Boostées par un enneigement record cette année, les stations du massif pyrénéen attirent les acheteurs immobiliers, séduits par des prix raisonnables et la perspective d’une résidence secondaire à l’année.
À Saint-Lary, l’immobilier se porte plutôt bien et 2026 a même commencé sur des chapeaux de roues ! Entre deux descentes, les touristes ont été nombreux à profiter de leur séjour pour concrétiser leurs projets immobiliers, se réjouit Pascale Rouannet, à la tête de l’agence Pascale Pyrénées Immobilier et installée depuis trente ans au cœur du village des Hautes-Pyrénées. L’enneigement, un peu exceptionnel en cette saison, y est sans doute pour quelque chose, reconnaît la spécialiste, mais ce n’est pas la seule explication. Les acheteurs viennent de Vendée, de Bordeaux, de Toulouse ou encore de Pau. Ils sont séduits par une offre variée d’appartements et de quelques chalets au pied des pistes ou dans le village, et surtout par des prix bien inférieurs à ceux des Alpes.

Illustration au Plat d’Adet où les budgets moyens oscillent entre 150 000 et 200 000 euros pour un T3 au pied des pistes. La rentabilité y est bonne, car un studio cabine se loue entre 600 et 650 euros la semaine en hiver et la demande est soutenue, constate-t-elle. Mais attention, les acheteurs recherchent avant tout des biens déjà rénovés, ils sont dans l’achat plaisir. Au cœur du village, plus demandé, les prix grimpent, comme pour ce 55 m² situé dans une copropriété des années 1970, vendu 275 000 euros à une famille de Palois.
Une destination 4 saisons
Même sentiment à l’autre bout de la chaîne, dans les Pyrénées-Orientales à Font-Romeu, Bolquère et les Angles. Le Covid a tout changé, estime même Frédéric Malquier, de l’Agence du Soleil à Font-Romeu. Aujourd’hui, on voit parmi les acheteurs des citadins qui envisagent la montagne comme une destination 4 saisons. Ils viennent skier en hiver, mais aussi parfois télétravailler, prendre l’air en été, car il y fait meilleur que sur les plages bondées et, au passage, faire un peu de location pour rentabiliser leur achat.

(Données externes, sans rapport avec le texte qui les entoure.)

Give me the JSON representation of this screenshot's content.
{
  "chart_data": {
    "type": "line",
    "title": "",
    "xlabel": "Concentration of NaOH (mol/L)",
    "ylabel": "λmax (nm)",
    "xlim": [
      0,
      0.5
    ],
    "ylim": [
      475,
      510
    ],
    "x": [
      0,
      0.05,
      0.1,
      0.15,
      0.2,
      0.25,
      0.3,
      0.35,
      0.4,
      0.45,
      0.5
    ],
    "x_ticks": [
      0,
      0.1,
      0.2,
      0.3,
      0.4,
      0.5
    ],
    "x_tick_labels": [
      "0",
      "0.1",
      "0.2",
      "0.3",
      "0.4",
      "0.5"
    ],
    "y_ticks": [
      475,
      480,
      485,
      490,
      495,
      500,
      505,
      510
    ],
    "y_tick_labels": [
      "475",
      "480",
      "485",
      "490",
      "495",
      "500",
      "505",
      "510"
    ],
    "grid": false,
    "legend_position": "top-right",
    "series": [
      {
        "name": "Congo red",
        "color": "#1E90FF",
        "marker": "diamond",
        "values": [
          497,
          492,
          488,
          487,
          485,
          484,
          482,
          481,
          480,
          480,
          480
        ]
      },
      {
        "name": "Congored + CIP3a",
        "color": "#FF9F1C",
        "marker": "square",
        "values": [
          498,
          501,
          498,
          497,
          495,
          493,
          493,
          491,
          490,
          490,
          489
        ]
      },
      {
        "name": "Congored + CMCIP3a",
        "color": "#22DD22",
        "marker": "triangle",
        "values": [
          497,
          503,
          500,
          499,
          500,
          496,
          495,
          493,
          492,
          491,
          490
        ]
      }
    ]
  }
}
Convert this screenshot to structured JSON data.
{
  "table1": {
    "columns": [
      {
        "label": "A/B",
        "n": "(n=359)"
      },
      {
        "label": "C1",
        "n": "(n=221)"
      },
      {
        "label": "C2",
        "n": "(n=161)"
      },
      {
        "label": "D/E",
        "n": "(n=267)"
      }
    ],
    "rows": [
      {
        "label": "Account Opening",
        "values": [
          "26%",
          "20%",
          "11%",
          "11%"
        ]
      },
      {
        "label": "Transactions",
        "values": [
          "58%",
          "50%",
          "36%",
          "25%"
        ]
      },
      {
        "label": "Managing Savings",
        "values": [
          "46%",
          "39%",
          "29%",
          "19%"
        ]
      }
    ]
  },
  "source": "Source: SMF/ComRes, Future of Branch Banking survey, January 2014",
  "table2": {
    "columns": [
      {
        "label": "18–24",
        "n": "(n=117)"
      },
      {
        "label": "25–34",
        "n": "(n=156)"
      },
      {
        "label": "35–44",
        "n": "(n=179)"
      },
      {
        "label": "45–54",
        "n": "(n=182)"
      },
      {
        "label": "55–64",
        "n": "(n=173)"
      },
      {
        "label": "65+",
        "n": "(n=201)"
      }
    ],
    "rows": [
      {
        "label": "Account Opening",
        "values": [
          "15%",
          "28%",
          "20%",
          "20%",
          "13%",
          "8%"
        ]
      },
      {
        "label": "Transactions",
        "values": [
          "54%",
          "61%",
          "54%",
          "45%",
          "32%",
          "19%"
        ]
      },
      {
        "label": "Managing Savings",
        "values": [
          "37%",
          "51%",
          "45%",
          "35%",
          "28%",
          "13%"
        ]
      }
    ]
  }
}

+ 16 % en cinq ans à Font-Romeu
D’ailleurs, il l’assure, pour ceux qui mettent leur bien en location (un acheteur sur deux), la rentabilité serait bien meilleure qu’en bord de mer, avec huit à neuf semaines d’occupation contre quatre ou cinq en balnéaire. C’est, selon lui, à Font-Romeu que la demande est la plus soutenue. Selon nos statistiques de la Fnaim, cette station, qui compte 5 574 logements, a enregistré 230 ventes en 2025 et elle est classée dans le top 7 des ventes dans les Pyrénées-Orientales. Nos chiffres font d’ailleurs état d’une hausse des prix de 20,4 % en cinq ans dans ces trois stations. Hausse également pointée par l’observatoire immobilier SeLoger, qui relève + 21,4 % à Saint-Lary, + 16,5 % aux Angles et à Font-Romeu sur la même période. Le marché des chalets trouve ici son public grâce à des tickets d’entrée raisonnables, entre 400 000 et 500 000 euros pour 70 à 100 m². Exception récente : ce chalet en rondins de bois de 170 m² vendu 650 000 euros à une famille de Toulousains. Sans commune mesure avec le marché alpin.